À Bassar, l'ancienne vice-présidente du NET, Koumayi Bikonibiyaté, a demandé le retrait de sa candidature, entraînant l'invalidation de la liste du parti. Cette décision fait suite à sa démission du parti de Gerry Taama, annoncée après le vote de la nouvelle constitution.
Dans la circonscription électorale d’Agoè-Nyivé, des rebondissements similaires se sont produits. La saisine de la Cour constitutionnelle par le secrétaire général adjoint du parti politique BATIR a conduit à la rétractation d'un candidat de la liste du parti Nouvelle Vision, entraînant l'invalidation de toute la liste.
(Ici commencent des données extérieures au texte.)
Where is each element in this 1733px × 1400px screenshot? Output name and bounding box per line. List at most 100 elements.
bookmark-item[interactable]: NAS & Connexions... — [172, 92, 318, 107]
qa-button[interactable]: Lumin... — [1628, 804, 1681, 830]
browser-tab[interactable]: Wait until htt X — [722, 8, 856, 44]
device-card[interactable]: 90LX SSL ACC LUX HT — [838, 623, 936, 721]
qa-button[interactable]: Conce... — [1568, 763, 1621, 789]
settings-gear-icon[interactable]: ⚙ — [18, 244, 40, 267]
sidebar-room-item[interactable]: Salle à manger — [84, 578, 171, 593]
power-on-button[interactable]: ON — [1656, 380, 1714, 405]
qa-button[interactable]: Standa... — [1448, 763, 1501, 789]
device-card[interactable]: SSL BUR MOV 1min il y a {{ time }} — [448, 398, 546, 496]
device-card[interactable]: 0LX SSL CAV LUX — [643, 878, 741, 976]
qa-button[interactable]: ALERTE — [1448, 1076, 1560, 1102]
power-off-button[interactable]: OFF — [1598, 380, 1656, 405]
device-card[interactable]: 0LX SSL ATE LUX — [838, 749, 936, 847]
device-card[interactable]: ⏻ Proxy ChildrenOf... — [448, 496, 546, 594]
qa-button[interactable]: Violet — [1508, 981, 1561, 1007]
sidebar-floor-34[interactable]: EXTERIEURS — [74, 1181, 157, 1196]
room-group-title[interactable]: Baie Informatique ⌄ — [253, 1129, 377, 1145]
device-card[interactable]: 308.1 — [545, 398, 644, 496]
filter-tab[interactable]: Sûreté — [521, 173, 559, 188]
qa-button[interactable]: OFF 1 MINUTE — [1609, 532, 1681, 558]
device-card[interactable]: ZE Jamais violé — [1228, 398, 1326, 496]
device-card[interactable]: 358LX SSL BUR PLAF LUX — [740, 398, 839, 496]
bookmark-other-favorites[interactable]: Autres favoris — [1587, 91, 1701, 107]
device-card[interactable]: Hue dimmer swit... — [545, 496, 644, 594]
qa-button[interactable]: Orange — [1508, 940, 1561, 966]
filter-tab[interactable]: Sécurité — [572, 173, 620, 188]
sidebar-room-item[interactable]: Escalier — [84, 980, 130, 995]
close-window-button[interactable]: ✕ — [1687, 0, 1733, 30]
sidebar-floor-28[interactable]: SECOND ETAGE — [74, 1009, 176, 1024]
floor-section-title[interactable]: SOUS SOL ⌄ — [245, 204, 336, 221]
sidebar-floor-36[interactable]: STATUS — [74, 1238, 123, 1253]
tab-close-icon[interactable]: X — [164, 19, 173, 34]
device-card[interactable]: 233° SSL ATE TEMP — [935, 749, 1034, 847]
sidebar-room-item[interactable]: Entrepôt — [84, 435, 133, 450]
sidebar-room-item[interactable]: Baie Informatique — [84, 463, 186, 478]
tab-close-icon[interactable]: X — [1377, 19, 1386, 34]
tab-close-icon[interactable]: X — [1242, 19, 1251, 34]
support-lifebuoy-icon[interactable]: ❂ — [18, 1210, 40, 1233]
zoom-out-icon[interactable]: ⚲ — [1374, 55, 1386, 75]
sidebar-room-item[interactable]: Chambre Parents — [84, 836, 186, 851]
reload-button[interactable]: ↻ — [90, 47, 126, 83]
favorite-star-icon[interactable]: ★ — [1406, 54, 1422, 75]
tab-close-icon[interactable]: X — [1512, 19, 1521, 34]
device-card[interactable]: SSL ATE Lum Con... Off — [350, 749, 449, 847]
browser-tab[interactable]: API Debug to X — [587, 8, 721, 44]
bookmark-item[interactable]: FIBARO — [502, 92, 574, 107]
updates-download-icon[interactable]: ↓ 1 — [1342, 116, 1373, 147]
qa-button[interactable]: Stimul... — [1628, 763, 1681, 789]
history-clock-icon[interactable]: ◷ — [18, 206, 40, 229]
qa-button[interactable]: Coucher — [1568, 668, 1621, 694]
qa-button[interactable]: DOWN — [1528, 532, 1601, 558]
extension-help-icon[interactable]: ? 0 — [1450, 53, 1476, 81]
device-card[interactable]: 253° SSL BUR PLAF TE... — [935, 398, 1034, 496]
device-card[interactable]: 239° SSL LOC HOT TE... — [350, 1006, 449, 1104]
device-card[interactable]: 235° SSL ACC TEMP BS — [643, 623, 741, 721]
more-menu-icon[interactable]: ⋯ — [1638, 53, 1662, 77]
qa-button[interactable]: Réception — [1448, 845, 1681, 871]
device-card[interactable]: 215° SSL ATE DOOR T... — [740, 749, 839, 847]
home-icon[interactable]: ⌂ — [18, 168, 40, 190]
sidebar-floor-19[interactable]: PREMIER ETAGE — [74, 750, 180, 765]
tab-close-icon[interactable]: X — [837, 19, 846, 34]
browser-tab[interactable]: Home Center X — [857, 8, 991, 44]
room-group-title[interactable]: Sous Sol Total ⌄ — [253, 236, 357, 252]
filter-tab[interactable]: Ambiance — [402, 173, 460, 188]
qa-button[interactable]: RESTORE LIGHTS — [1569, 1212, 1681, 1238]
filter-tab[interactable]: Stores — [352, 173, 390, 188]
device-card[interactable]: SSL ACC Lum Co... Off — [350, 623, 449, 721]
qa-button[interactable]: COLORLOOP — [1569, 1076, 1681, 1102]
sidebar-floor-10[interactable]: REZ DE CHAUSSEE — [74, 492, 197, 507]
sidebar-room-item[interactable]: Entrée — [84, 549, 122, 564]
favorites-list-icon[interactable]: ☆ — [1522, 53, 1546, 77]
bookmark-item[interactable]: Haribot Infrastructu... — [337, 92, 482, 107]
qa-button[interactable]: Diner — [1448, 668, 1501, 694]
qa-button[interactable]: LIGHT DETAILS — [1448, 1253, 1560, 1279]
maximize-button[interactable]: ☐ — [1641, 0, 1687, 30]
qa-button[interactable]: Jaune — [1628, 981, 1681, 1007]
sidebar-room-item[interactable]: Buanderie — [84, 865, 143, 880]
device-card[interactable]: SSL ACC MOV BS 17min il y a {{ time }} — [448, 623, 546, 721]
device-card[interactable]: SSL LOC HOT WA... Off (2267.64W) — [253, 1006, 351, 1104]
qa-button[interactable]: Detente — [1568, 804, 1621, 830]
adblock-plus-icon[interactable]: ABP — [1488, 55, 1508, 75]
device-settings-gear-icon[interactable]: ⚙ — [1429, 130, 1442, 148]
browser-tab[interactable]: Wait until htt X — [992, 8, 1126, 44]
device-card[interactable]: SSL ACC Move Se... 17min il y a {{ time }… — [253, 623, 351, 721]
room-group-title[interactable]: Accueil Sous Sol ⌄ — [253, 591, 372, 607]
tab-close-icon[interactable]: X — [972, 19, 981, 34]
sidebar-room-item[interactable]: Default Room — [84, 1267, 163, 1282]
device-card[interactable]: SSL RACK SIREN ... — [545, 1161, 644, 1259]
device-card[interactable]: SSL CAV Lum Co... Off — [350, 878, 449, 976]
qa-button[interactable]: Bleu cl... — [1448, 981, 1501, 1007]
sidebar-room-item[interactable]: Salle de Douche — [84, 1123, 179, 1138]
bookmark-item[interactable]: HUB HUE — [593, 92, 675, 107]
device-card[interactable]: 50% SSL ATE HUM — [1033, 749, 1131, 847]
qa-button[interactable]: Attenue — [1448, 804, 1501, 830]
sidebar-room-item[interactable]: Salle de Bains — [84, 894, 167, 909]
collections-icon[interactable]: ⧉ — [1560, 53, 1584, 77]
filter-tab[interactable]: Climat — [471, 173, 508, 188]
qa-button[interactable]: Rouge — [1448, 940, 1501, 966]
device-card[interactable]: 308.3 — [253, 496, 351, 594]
De même, la candidature d'une membre du parti BATIR sur la liste FDR à Agou a également été annulée, provoquant l'invalidation complète de cette liste.
Enfin, la liste indépendante CEDH dans la circonscription électorale d'Agoè-Nyivé a subi le même sort, suite à une saisine similaire du parti BATIR confirmant l'appartenance d'un de ses membres. La Cour constitutionnelle a invalidé la candidate concernée ainsi que toute la liste, les retirant de la liste définitive des candidats approuvés pour les élections.